The other major fish person race of D&D that gets a lot of traction are the sahaugin, or sea devils as Green Ronin (and occasionally D&D) likes to call them. These are in the SRD, so it's curious that Green Ronin, as far as I've noticed, almost never (maybe absolutely never) calls them anything other than sea devils, or that Paizo didn't attempt to use them in the Carrion Crown adventure. This is probably because the sea devils, which look a little bit like green scorpionfish made humanoid, have a bit less of the Deep Ones vibe, being less infused with madness and infiltration, and more just vicious and violent underwater raiders who attack ships and coastal towns alike. Although Keith Baker has said that had he the time to develop it further in his Eberron work for WotC, he was deliberately leaning into Deep Ones with his sahaugin "Empire", the reality is that the sea devils are more like predators than eldritch horrors; more akin to social humanoid sharks than Deep Ones. There's a sufficiently different vibe to Deep Ones, sahaugin, kuo-toa (and skum, and locathah and mermen and tritons, etc.) to keep them separate maybe. As I saw someone point out on a forum years ago, there's more difference between sahaugin and kuo-toa than there is between orcs and hobgoblins on land, and few (other than me, curiously) has ever thought that they should be folded back into a single creature. So there's some call to have at least two different types of fish people, I suppose, and that's what I'm thinking about with regards to Old Night, especially as I'm thinking more and more about the Corsair Coast, where they'd play a role, perhaps.

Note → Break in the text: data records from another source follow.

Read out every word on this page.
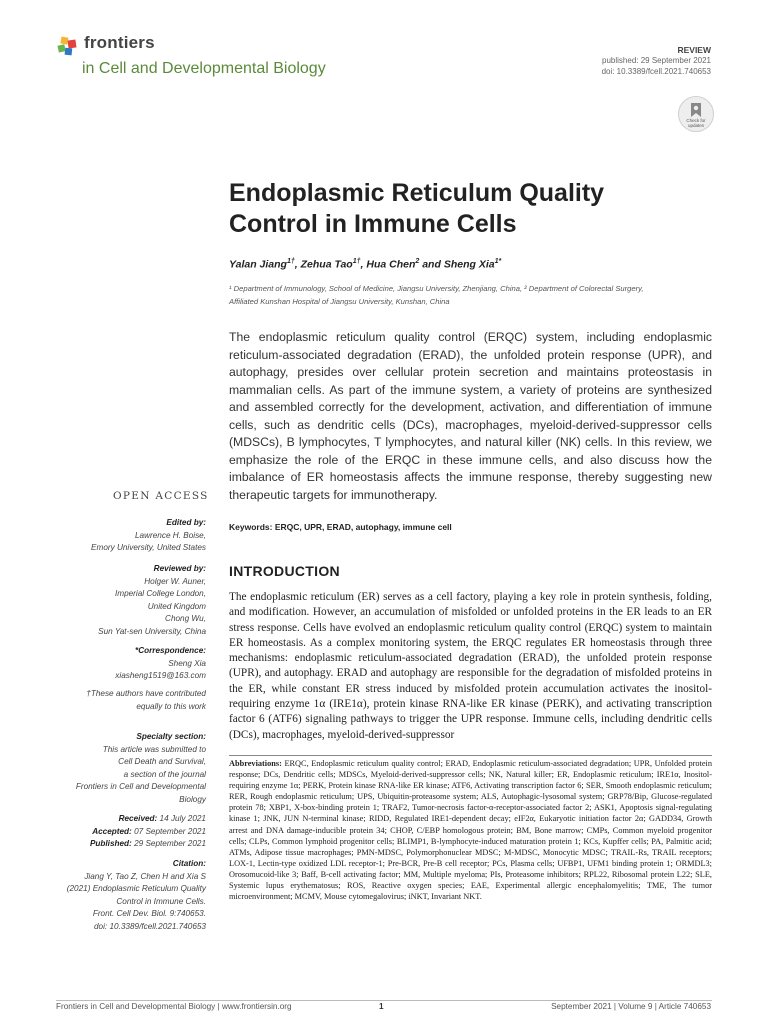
frontiers
in Cell and Developmental Biology
REVIEW
published: 29 September 2021
doi: 10.3389/fcell.2021.740653
Check for updates
Endoplasmic Reticulum Quality
Control in Immune Cells
Yalan Jiang$^{1\dagger}$, Zehua Tao$^{1\dagger}$, Hua Chen$^2$ and Sheng Xia$^{1*}$
¹ Department of Immunology, School of Medicine, Jiangsu University, Zhenjiang, China, ² Department of Colorectal Surgery,
Affiliated Kunshan Hospital of Jiangsu University, Kunshan, China
The endoplasmic reticulum quality control (ERQC) system, including endoplasmic reticulum-associated degradation (ERAD), the unfolded protein response (UPR), and autophagy, presides over cellular protein secretion and maintains proteostasis in mammalian cells. As part of the immune system, a variety of proteins are synthesized and assembled correctly for the development, activation, and differentiation of immune cells, such as dendritic cells (DCs), macrophages, myeloid-derived-suppressor cells (MDSCs), B lymphocytes, T lymphocytes, and natural killer (NK) cells. In this review, we emphasize the role of the ERQC in these immune cells, and also discuss how the imbalance of ER homeostasis affects the immune response, thereby suggesting new therapeutic targets for immunotherapy.
Keywords: ERQC, UPR, ERAD, autophagy, immune cell
OPEN ACCESS
Edited by:
Lawrence H. Boise,
Emory University, United States
Reviewed by:
Holger W. Auner,
Imperial College London,
United Kingdom
Chong Wu,
Sun Yat-sen University, China
*Correspondence:
Sheng Xia
xiasheng1519@163.com
†These authors have contributed
equally to this work
Specialty section:
This article was submitted to
Cell Death and Survival,
a section of the journal
Frontiers in Cell and Developmental
Biology
Received: 14 July 2021
Accepted: 07 September 2021
Published: 29 September 2021
Citation:
Jiang Y, Tao Z, Chen H and Xia S
(2021) Endoplasmic Reticulum Quality
Control in Immune Cells.
Front. Cell Dev. Biol. 9:740653.
doi: 10.3389/fcell.2021.740653
INTRODUCTION
The endoplasmic reticulum (ER) serves as a cell factory, playing a key role in protein synthesis, folding, and modification. However, an accumulation of misfolded or unfolded proteins in the ER leads to an ER stress response. Cells have evolved an endoplasmic reticulum quality control (ERQC) system to maintain ER homeostasis. As a complex monitoring system, the ERQC regulates ER homeostasis through three mechanisms: endoplasmic reticulum-associated degradation (ERAD), the unfolded protein response (UPR), and autophagy. ERAD and autophagy are responsible for the degradation of misfolded proteins in the ER, while constant ER stress induced by misfolded protein accumulation activates the inositol-requiring enzyme 1α (IRE1α), protein kinase RNA-like ER kinase (PERK), and activating transcription factor 6 (ATF6) signaling pathways to trigger the UPR response. Immune cells, including dendritic cells (DCs), macrophages, myeloid-derived-suppressor
Abbreviations: ERQC, Endoplasmic reticulum quality control; ERAD, Endoplasmic reticulum-associated degradation; UPR, Unfolded protein response; DCs, Dendritic cells; MDSCs, Myeloid-derived-suppressor cells; NK, Natural killer; ER, Endoplasmic reticulum; IRE1α, Inositol-requiring enzyme 1α; PERK, Protein kinase RNA-like ER kinase; ATF6, Activating transcription factor 6; SER, Smooth endoplasmic reticulum; RER, Rough endoplasmic reticulum; UPS, Ubiquitin-proteasome system; ALS, Autophagic-lysosomal system; GRP78/Bip, Glucose-regulated protein 78; XBP1, X-box-binding protein 1; TRAF2, Tumor-necrosis factor-α-receptor-associated factor 2; ASK1, Apoptosis signal-regulating kinase 1; JNK, JUN N-terminal kinase; RIDD, Regulated IRE1-dependent decay; eIF2α, Eukaryotic initiation factor 2α; GADD34, Growth arrest and DNA damage-inducible protein 34; CHOP, C/EBP homologous protein; BM, Bone marrow; CMPs, Common myeloid progenitor cells; CLPs, Common lymphoid progenitor cells; BLIMP1, B-lymphocyte-induced maturation protein 1; KCs, Kupffer cells; PA, Palmitic acid; ATMs, Adipose tissue macrophages; PMN-MDSC, Polymorphonuclear MDSC; M-MDSC, Monocytic MDSC; TRAIL-Rs, TRAIL receptors; LOX-1, Lectin-type oxidized LDL receptor-1; Pre-BCR, Pre-B cell receptor; PCs, Plasma cells; UFBP1, UFM1 binding protein 1; ORMDL3; Orosomucoid-like 3; Baff, B-cell activating factor; MM, Multiple myeloma; PIs, Proteasome inhibitors; RPL22, Ribosomal protein L22; SLE, Systemic lupus erythematosus; ROS, Reactive oxygen species; EAE, Experimental allergic encephalomyelitis; TME, The tumor microenvironment; MCMV, Mouse cytomegalovirus; iNKT, Invariant NKT.
Frontiers in Cell and Developmental Biology | www.frontiersin.org	1	September 2021 | Volume 9 | Article 740653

Now, although I have Deep Ones in my monster list and have ever since my first passes Fantasy Hack m20 and Dark•Heritage m20, to the extent that I have a riff on Innsmouth it's next to a swamp rather than on the coast, and it's snake people that they turn into, not fish people. Because of that, I doubt that the insidious nature of the Deep Ones and their taciturn and sullen collaborators and hybrid offspring would really play much of a role in any of my campaigns; I've got that angle covered already. So something more like the sea devils is more useful to me. But...

I've deliberately consolidated similar concepts into fewer statblocks, and said that just because this statblock can represent more than one creature, doesn't mean that they should be seen as equivalent. My Thurse stats can represent Warhammer style beastmen (the "real" thurses) as well as ogres, bugbears, gnoph-kehs, yeti or Bigfoot. My Deep One stats therefore can certainly do double duty to represent Lovecraftian Deep Ones as well as more action-movie horror sea devils.

Of course, action-movie oriented is perhaps the wrong idea. They can be, or it can be more like the classic creature from the Black Lagoon; which seems to somehow straddle the line between the two ideas; it's more just a creature that attacks and kills people who trespass into its territory, but it also seems inordinately and creepily fascinated with the woman that they bring with them, and constantly targets her for capture not killing.